Dallas’ Kainos Capital Acquires Super‑Sod From Heartwood Partners

Headquartered in Lakeland, Georgia, with offices in Charleston, South Carolina, Super-Sod’s omnichannel approach and reputation for product quality and innovation have made it a trusted brand for professional landscapers and homeowners throughout the region, Kainos Capital said.

Kainos Capital, a food and consumer-focused firm based in Dallas, has acquired Patten Seed Holdings (dba Super-Sod) from Heartwood Partners III, LP and affiliates. Super-Sod is an innovative provider of sod, seed, soil, and other landscaping solutions across the southern U.S. through a vertically integrated network of farms, retail stores, and an ecommerce platform.

Headquartered in Lakeland, Georgia, with offices in Charleston, South Carolina, Super-Sod’s omnichannel approach and reputation for product quality and innovation have made it a trusted brand for professional landscapers and homeowners throughout the region, Kainos said.

“Ben and his management team have built a differentiated platform in the landscaping solutions industry,” said Kainos Capital Partner Jeff Moredock.

“Given our experience creating strategic value with similar business models, we believe Kainos, as a result of our industry relationships, operating capabilities and capital base, is well-suited to help management quickly expand Super-Sod’s leadership position through attractive add-on acquisitions, product innovation, geographic expansion, and new retail distribution,” Moredock added in a statement.

Super-Sod has grown through five acquisitions

Heartwood Partners and Super-Sod have working with a deliberate strategy to expand Super-Sod’s team, improve the company’s operational and technology capabilities, and expand its geographic footprint. The companies said they targeted investments in automation, production capacity, enterprise software, digital marketing, and eCommerce solutions. During this time, Super-Sod expanded its geographic reach through five acquisitions across Tennessee, Alabama, Georgia, and Texas.

“Heartwood Partners has been a great partner to Super-Sod throughout this journey,” Super-Sod CEO Ben Copeland said in a statement. “They believed in our team and invested their resources and support behind us. Together, we built a much larger, technologically advanced, and geographically diverse organization, and I’m proud of what we accomplished together”

“We’re excited for our next stage of growth with Kainos Capital, [which] has a focus on helping businesses like ours scale aggressively through organic initiatives as well as complementary acquisitions,” Copeland added.
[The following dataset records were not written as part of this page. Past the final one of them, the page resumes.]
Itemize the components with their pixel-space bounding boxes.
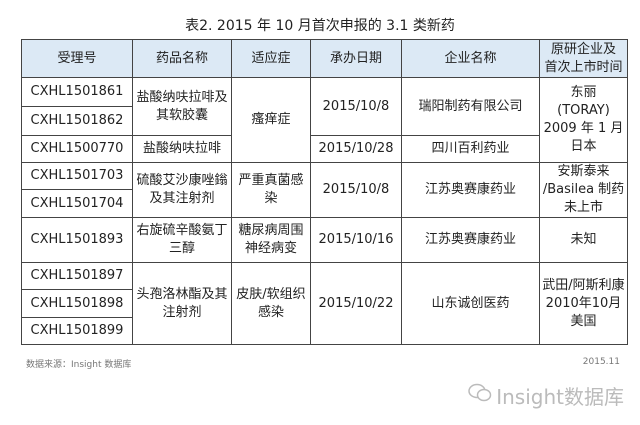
table-row: CXHL1501897 头孢洛林酯及其注射剂 皮肤/软组织感染 2015/10/… [21,262,628,345]
cell-drug: 硫酸艾沙康唑鎓及其注射剂 [132,162,232,218]
cell-drug: 盐酸纳呋拉啡 [132,135,232,163]
cell-date: 2015/10/8 [310,162,402,218]
cell-id: CXHL1501704 [21,189,133,218]
cell-drug: 右旋硫辛酸氨丁三醇 [132,217,232,263]
table-row: CXHL1501704 [21,189,628,218]
source-note: 数据来源：Insight 数据库 [26,360,132,370]
cell-company: 四川百利药业 [401,135,540,163]
cell-id: CXHL1501862 [21,106,133,136]
cell-original: 东丽 (TORAY) 2009 年 1 月 日本 [539,77,628,163]
table-row: CXHL1501703 硫酸艾沙康唑鎓及其注射剂 严重真菌感染 2015/10/… [21,162,628,218]
cell-id: CXHL1501861 [21,77,133,107]
header-id: 受理号 [21,39,133,78]
cell-date: 2015/10/22 [310,262,402,345]
cell-date: 2015/10/8 [310,77,402,136]
table-row: CXHL1500770 盐酸纳呋拉啡 2015/10/28 四川百利药业 [21,135,628,163]
cell-id: CXHL1501897 [21,262,133,290]
header-drug: 药品名称 [132,39,232,78]
table-row: CXHL1501861 盐酸纳呋拉啡及其软胶囊 瘙痒症 2015/10/8 瑞阳… [21,77,628,163]
cell-company: 瑞阳制药有限公司 [401,77,540,136]
table-title: 表2. 2015 年 10 月首次申报的 3.1 类新药 [185,18,455,34]
cell-drug: 头孢洛林酯及其注射剂 [132,262,232,345]
cell-company: 江苏奥赛康药业 [401,162,540,218]
cell-indication: 严重真菌感染 [231,162,311,218]
cell-indication: 糖尿病周围神经病变 [231,217,311,263]
drug-table: 受理号 药品名称 适应症 承办日期 企业名称 原研企业及 首次上市时间 CXHL… [21,39,628,345]
cell-original: 安斯泰来 /Basilea 制药 未上市 [539,162,628,218]
table-row: CXHL1501893 右旋硫辛酸氨丁三醇 糖尿病周围神经病变 2015/10/… [21,217,628,263]
table-row: CXHL1501899 [21,317,628,345]
cell-indication: 皮肤/软组织感染 [231,262,311,345]
wechat-icon [468,383,492,408]
header-indication: 适应症 [231,39,311,78]
cell-id: CXHL1501893 [21,217,133,263]
header-row: 受理号 药品名称 适应症 承办日期 企业名称 原研企业及 首次上市时间 [21,39,628,78]
cell-drug: 盐酸纳呋拉啡及其软胶囊 [132,77,232,136]
cell-original: 未知 [539,217,628,263]
cell-indication: 瘙痒症 [231,77,311,163]
report-date: 2015.11 [582,357,620,367]
cell-date: 2015/10/16 [310,217,402,263]
cell-id: CXHL1501703 [21,162,133,190]
cell-date: 2015/10/28 [310,135,402,163]
table-row: CXHL1501862 [21,106,628,136]
cell-original: 武田/阿斯利康 2010年10月 美国 [539,262,628,345]
header-date: 承办日期 [310,39,402,78]
cell-company: 江苏奥赛康药业 [401,217,540,263]
cell-id: CXHL1501899 [21,317,133,345]
logo-text: Insight数据库 [496,385,624,409]
cell-id: CXHL1501898 [21,289,133,318]
cell-company: 山东诚创医药 [401,262,540,345]
watermark-logo: Insight数据库 [468,381,624,410]
header-company: 企业名称 [401,39,540,78]
cell-id: CXHL1500770 [21,135,133,163]
header-original: 原研企业及 首次上市时间 [539,39,628,78]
Growing now and in the future

Connecticut-based Heartwood Partners’ leaders are optimistic about the future of Super-Sod.

James Sidwa, managing partner at Heartwood Partners, commented, “This successful exit reflects the strength of Super-Sod’s brand, the dedication of its employees, and the management team’s focused execution of its long-term strategic plan.”

Andrea Nelson, Managing Director, Heartwood Partners, agreed.

“We’re thrilled to have partnered with the team at Super-Sod to expand the company’s industry-leading business model across the Southern U.S. through organic growth and add-on acquisitions,” Nelson said. “We’re proud of the company’s market leadership and innovation and look forward to its continued success with Kainos Capital as its next partner.”

Dallas-based Kainos Capital, which has more than $3 billion invested in more than 45 transactions, is joined in its investment by Partners Capital who served as lead co-investor for the transaction. Baird served as financial advisor and Weil, Gotshal & Manges LLP served as legal advisor to Kainos Capital.

Peter Schnuck, VP at Kainos Capital, said Super-Sod “has built a trusted brand in the landscaping solutions industry by delivering a seamless customer experience for both landscapers and homeowners. We’re excited to partner with Super-Sod’s exceptional management team as they expand the company’s product and service offerings to meet more of its customers’ needs.”